One of the most interesting and provocative voices to emerge during the 2000s has undoubtedly been Hal Duncan. However, Duncan takes his cues from writers like Borges and De Sade over Heinlein or Zelazny, draping his characters over surreal nightmare cityscapes (usually a retro-futuristic depiction of Industrial Edinburgh). His Scruffian series is primarily concerned with scamps and sodomites, but also deals with ghosts of the past.

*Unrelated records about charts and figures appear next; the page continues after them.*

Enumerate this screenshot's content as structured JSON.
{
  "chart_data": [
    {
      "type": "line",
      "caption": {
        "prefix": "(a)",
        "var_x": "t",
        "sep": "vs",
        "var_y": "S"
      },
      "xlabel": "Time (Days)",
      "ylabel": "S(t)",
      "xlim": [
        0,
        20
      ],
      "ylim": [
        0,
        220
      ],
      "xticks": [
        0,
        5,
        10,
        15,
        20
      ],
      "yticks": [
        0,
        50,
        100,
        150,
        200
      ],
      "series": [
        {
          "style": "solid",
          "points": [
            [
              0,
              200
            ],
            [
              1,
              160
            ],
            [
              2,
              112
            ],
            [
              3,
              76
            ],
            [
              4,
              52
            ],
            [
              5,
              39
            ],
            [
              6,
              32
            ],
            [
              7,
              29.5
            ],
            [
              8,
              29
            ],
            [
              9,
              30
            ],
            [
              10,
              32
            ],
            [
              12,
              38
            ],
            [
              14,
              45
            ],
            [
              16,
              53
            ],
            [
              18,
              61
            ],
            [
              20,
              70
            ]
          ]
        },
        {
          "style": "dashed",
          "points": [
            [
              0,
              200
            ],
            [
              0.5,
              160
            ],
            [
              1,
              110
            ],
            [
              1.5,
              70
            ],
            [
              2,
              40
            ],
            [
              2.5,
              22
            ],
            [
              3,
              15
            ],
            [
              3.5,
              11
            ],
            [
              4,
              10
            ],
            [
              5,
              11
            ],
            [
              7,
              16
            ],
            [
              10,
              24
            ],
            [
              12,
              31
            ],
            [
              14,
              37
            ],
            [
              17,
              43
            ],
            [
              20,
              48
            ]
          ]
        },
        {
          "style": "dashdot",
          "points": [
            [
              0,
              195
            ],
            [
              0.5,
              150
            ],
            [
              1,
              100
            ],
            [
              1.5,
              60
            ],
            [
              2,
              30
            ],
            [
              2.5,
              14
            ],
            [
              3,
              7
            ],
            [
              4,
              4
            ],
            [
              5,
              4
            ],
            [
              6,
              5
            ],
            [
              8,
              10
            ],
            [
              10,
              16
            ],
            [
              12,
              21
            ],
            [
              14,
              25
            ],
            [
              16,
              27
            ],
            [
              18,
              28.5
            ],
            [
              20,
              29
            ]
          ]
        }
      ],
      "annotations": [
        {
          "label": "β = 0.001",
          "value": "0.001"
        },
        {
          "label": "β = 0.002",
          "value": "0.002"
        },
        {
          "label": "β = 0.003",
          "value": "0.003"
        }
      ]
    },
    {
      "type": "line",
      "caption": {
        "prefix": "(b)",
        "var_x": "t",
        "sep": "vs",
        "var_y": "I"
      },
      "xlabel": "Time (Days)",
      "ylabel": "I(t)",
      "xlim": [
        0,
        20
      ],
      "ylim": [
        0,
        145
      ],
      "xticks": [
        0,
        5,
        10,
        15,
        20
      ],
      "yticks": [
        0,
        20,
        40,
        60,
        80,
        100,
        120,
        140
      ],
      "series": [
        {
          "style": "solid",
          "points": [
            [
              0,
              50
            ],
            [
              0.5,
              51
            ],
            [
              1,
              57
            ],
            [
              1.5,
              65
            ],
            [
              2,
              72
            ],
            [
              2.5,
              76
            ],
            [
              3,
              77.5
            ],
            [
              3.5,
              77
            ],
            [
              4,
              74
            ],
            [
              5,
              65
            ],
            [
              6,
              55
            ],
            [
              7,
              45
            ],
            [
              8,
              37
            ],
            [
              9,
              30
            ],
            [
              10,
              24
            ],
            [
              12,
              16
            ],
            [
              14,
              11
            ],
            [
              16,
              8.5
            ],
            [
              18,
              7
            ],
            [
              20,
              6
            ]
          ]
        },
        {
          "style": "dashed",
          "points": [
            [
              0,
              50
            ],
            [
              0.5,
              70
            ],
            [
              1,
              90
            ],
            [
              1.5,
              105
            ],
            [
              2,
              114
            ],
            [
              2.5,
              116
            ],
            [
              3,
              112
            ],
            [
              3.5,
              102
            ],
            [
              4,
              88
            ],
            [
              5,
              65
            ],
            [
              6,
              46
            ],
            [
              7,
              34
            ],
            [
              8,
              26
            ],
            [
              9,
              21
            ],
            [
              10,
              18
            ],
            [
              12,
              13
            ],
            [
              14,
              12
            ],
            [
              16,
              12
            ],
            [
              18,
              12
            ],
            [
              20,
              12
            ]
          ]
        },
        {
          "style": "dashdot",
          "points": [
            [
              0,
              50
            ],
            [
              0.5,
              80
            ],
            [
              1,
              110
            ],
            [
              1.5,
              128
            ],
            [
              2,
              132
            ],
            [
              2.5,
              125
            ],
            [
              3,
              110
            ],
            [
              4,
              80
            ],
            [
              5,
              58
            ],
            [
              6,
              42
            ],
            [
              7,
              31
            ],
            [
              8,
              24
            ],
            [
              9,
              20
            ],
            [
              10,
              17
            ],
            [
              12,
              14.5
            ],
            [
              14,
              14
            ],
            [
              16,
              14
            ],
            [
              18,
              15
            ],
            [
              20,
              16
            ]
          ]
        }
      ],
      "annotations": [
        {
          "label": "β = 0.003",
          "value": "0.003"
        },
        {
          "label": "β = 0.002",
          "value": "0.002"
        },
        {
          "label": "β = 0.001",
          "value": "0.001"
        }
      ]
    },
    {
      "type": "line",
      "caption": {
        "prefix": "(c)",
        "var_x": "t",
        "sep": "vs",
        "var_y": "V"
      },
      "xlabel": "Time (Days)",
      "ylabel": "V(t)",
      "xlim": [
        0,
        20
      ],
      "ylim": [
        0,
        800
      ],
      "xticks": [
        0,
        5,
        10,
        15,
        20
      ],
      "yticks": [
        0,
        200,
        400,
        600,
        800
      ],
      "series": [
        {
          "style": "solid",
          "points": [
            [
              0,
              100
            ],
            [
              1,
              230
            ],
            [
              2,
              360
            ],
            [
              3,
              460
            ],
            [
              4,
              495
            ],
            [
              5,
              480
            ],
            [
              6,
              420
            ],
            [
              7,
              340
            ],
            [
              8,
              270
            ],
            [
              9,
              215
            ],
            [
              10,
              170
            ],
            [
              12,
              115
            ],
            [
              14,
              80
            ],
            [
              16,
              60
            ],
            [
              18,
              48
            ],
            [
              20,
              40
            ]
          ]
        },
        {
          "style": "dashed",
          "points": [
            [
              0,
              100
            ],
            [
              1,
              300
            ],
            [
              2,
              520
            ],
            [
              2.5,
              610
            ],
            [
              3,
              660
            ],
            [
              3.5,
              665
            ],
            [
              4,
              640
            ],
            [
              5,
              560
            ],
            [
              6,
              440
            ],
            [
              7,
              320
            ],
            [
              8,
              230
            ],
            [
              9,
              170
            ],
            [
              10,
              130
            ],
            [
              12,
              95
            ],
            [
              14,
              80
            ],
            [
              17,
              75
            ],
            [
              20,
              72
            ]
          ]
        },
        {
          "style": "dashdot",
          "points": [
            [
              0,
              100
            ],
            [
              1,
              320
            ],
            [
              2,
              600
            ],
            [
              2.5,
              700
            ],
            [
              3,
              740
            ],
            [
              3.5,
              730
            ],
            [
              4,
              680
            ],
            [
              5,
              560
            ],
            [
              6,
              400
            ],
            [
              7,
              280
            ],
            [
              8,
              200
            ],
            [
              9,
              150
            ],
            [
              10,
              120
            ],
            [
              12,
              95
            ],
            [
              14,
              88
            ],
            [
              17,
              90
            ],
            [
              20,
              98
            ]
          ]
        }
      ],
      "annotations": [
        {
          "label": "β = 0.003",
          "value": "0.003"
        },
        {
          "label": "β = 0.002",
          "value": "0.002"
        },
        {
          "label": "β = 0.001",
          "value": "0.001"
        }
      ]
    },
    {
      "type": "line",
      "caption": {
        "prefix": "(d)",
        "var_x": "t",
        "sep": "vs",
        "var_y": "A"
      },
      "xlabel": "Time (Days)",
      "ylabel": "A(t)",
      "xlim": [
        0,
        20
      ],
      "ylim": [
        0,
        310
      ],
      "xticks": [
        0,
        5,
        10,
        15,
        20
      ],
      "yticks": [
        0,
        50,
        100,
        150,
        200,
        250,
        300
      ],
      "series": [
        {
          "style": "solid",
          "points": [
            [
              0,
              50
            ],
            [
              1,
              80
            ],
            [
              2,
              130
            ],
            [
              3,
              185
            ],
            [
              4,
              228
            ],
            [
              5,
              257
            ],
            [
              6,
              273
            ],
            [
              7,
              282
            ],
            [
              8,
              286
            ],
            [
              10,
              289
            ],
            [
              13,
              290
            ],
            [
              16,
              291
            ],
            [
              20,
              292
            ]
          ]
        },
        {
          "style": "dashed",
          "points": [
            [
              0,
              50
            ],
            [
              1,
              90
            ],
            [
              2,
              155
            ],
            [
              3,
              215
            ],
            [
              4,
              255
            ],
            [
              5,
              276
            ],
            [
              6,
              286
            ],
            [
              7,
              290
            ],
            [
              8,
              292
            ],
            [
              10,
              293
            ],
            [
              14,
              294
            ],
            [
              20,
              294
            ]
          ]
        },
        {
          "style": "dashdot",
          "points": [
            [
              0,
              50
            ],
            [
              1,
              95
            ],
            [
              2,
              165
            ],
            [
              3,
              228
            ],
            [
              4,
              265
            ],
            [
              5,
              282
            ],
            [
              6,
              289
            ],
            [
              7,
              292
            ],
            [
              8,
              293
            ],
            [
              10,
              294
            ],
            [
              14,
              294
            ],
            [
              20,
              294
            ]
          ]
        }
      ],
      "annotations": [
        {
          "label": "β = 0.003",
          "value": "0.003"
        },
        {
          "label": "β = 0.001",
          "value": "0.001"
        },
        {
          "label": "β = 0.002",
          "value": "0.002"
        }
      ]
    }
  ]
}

Duncan’s work, like so many other Scottish writers in the genre, seems to ask the question – just what future lies ahead for the Scots? There is an irresistible urge to look at genre fiction in Scotland as one with a central conceit, a story which is outside of history, or a narrative that articulates the lives of alienated loners on the edge of society. Despite these parallels, genre fiction in Scotland is a constantly evolving art, and whether or not the work is “out of history,” it certainly has “made” history and it will continue to do so in the future.
–Preston Grassmann & Chris Kelso
This report and more like it in the August 2018 issue of Locus.